Sara, dix-sept ans, est originaire du Mozambique. Elle est élève dans un pensionnat, car l’école est loin de chez elle, comme c’est le cas pour la plupart de ses camarades. Au tout début, elle trouvait que c’était une école géniale.
« Mais ensuite », raconte Sara, « j’ai compris que ce n’était pas une bonne école. Le directeur a un comportement inapproprié envers les élèves. Un jour, une amie m’a raconté qu’elle avait vu des photos de moi nue dans le bureau du directeur, sur son téléphone portable », continue Sara.
« Tout a commencé un samedi, quand je lavais mes vêtements derrière l’école », explique Sara. Elle a entendu une voiture arriver. Quand elle s’est garée juste à côté d’elle, Sara a vu qu’il s’agissait du directeur. Il s’est penché par la fenêtre pour lui demander de lui apporter une assiette de nourriture de la cuisine. Il n’y avait rien d’étrange là-dedans, donc elle a fait ce qu’il lui demandait.
« Mais », raconte Sara, « quand je lui ai tendu son assiette, il m’a dit de monter dans la voiture. Je ne comprenais pas pourquoi et je n’ai pas bougé. Alors, il a dit que si je ne lui obéissais pas, il me renverrait de l’école. » Sara s’est sentie obligée de monter dans la voiture. Lorsqu’elle s’est assise à côté du directeur, il a commencé à lui toucher la jambe et à retirer le tissu qu’elle avait noué autour de sa taille comme une jupe.
« J’étais nue à partir de la taille », explique Sara. « Le directeur a sorti son téléphone et a pris des photos de moi, et ensuite il m’a touchée et s’est touché lui aussi. J’étais terrorisée. Quand il a eu terminé, il m’a donné un paquet de gâteau et un soda, et m’a dit de ne dire à personne ce qui s’était passé. Si jamais je parlais, il me frapperait, puis il me renverrait de l’école. »
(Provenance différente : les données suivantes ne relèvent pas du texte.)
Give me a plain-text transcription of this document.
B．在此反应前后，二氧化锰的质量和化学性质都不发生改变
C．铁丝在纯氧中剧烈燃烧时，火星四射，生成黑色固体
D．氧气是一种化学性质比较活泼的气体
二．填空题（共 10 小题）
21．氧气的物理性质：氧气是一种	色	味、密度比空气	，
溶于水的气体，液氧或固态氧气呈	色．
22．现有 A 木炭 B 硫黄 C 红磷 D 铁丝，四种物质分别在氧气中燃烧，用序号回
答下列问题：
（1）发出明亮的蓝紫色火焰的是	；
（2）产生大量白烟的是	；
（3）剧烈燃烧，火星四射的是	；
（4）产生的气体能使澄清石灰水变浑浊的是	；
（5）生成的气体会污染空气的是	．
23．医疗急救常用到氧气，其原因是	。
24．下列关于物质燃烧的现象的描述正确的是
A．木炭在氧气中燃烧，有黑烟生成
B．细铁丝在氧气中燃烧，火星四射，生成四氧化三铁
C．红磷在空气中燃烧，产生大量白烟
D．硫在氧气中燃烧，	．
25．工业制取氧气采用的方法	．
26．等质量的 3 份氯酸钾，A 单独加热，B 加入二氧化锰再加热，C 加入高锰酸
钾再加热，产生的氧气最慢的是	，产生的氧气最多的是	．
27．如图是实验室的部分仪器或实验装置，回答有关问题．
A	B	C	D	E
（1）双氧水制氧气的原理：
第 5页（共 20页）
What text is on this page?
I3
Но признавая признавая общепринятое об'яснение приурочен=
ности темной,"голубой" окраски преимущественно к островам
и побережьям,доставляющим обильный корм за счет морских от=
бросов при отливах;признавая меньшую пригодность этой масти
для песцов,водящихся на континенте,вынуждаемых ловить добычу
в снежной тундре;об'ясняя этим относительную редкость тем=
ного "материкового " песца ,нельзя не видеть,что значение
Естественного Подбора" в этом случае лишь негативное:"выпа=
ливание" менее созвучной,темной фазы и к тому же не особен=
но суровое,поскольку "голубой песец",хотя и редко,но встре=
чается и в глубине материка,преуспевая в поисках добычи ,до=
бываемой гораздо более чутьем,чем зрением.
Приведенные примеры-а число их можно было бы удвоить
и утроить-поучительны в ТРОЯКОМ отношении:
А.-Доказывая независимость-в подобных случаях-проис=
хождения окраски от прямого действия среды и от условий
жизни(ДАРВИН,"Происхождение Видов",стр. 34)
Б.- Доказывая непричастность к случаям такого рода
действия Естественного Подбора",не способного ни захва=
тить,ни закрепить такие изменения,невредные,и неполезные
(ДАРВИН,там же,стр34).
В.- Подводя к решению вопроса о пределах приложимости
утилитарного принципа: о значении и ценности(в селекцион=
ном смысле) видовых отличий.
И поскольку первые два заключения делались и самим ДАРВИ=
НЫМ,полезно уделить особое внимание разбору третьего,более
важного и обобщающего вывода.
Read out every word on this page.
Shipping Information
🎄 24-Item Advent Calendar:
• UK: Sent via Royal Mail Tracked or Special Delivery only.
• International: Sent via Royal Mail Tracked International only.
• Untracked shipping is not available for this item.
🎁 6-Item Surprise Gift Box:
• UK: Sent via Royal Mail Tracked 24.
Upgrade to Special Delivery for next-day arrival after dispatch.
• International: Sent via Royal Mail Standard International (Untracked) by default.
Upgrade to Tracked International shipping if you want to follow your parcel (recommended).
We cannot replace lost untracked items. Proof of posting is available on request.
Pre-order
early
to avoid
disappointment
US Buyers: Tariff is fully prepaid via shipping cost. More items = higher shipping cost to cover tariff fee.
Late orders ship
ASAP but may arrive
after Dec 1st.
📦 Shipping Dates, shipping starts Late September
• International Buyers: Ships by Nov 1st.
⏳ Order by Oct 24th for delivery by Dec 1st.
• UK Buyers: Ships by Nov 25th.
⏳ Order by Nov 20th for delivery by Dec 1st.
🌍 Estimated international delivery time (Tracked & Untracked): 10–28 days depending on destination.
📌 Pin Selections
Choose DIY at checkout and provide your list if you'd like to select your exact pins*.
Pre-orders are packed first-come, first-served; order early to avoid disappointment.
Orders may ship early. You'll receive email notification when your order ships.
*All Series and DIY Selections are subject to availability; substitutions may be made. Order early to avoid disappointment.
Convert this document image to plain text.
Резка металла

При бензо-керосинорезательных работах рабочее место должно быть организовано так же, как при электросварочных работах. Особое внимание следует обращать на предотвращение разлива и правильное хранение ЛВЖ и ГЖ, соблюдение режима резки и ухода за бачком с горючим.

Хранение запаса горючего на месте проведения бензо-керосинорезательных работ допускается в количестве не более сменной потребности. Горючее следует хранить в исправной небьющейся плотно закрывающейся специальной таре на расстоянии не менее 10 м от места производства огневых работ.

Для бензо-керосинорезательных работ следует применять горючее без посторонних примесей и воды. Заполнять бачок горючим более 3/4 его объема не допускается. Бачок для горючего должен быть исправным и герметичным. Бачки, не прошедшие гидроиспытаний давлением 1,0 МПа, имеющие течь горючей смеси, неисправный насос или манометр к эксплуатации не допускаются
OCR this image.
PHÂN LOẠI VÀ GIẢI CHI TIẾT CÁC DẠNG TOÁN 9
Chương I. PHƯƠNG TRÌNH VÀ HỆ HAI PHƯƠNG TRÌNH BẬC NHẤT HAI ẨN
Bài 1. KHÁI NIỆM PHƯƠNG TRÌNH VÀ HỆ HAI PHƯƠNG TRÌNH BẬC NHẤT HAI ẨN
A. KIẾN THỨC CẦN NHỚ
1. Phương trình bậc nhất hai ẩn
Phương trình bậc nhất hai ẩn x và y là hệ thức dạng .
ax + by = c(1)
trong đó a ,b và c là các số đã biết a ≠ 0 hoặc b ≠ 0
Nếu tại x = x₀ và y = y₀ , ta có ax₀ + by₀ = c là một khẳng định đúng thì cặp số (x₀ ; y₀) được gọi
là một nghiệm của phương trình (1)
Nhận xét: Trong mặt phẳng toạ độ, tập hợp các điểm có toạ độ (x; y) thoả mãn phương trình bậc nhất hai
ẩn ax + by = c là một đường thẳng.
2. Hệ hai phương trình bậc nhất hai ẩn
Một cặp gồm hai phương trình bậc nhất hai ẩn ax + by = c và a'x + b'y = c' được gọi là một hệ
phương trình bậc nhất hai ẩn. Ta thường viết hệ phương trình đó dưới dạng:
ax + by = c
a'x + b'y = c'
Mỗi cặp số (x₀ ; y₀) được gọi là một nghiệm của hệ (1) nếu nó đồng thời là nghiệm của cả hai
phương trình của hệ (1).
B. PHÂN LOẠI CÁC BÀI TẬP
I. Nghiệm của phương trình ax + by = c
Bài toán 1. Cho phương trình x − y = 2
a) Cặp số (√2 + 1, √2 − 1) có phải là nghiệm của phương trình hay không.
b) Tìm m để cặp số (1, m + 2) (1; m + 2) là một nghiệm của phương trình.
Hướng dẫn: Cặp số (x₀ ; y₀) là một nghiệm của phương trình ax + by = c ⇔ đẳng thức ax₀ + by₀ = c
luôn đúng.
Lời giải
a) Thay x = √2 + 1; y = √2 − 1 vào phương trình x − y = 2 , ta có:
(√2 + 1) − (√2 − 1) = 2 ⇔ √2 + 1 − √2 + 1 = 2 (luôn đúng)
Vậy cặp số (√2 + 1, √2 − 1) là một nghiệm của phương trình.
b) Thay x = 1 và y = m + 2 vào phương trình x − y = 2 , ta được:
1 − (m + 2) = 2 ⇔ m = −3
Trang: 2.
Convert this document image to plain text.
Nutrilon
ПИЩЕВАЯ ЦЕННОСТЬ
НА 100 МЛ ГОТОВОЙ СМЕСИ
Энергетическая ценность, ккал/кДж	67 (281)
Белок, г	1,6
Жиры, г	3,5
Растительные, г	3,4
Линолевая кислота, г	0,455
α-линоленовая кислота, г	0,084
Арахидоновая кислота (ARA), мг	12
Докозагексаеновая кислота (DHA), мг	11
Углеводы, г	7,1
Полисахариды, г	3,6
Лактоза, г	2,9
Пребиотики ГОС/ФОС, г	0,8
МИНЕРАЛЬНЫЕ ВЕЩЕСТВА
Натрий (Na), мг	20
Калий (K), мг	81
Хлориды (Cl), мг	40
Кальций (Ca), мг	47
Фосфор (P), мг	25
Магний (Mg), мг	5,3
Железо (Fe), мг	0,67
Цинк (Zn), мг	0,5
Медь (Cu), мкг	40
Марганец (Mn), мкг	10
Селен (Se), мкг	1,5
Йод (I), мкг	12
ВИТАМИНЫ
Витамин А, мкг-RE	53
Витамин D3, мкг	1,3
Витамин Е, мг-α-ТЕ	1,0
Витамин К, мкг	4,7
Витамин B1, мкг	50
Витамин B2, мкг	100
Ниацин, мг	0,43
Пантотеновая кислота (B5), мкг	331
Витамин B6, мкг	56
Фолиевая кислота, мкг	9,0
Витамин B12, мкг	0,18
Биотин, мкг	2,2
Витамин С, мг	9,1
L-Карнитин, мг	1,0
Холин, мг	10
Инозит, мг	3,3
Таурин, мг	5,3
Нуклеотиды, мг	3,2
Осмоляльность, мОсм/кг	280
C’était la première fois que cela arrivait à Sara, mais malheureusement pas la dernière. Plus tard, un dimanche, lorsque Sara rentrait de l’église, elle a aperçu la voiture du directeur.
« Il a dit qu’il allait m’emmener à l’école, mais en fait, il a conduit dans une autre direction pendant environ une heure. J’avais tellement peur que j’étais comme paralysée. Ensuite, il m’a forcée à m’allonger sur le siège arrière. Il a enlevé tous mes vêtements et a commencé à me toucher partout. Le directeur de mon école ! »
« Dans notre école, il y a une guerre contre nous, les filles », déclare Maria Rosa, une camarade de classe de Sara. « Nous sommes exploitées par le directeur et certains enseignants contre de bonnes notes aux examens. C’est exactement comme de la traite d’êtres humains », ajoute-t-elle.
Maria Rosa a dix-sept ans, comme Sara. Elle vit à l’école depuis quatre ans. « Avant de m’y installer, j’avais vraiment hâte de fréquenter cette école », raconte Maria Rosa. « Mais j’ai vite compris que quelque chose n’allait pas. Ici, personne ne traite les enfants comme il faut. Ni les enseignants, ni le directeur, ni les gardiens, ni les personnes responsables des dortoirs. »
« Un jour, j’ai été convoquée dans le bureau du directeur », poursuit Maria Rosa. « Il m’a demandé de fermer la porte, avant de lancer un film pornographique sur son ordinateur. Il m’a forcée à regarder. Quand je lui ai demandé pourquoi, il a répondu que je savais probablement déjà ce qu’on fait dans ce genre de films. Ensuite, il a sorti une liste des élèves de l’école. Il m’a montré le nom d’un garçon et m’a demandé si c’était vrai que j’étais sortie avec lui. J’ai dit la vérité et je lui ai répondu que je n’avais pas de petit ami. Il m’a dit de faire attention et qu’il allait appeler mes parents. Je lui ai répondu que mes parents savent que je dis toujours la vérité et que j’allais leur raconter ce qui venait de se passer. Il m’a dit que si je faisais ça, il me renverrait de l’école et s’assurerait que je ne puisse m’inscrire dans aucune école au Mozambique. »
« Ce jour-là, le directeur a fait la même chose à de nombreuses filles de l’école », explique Maria Rosa.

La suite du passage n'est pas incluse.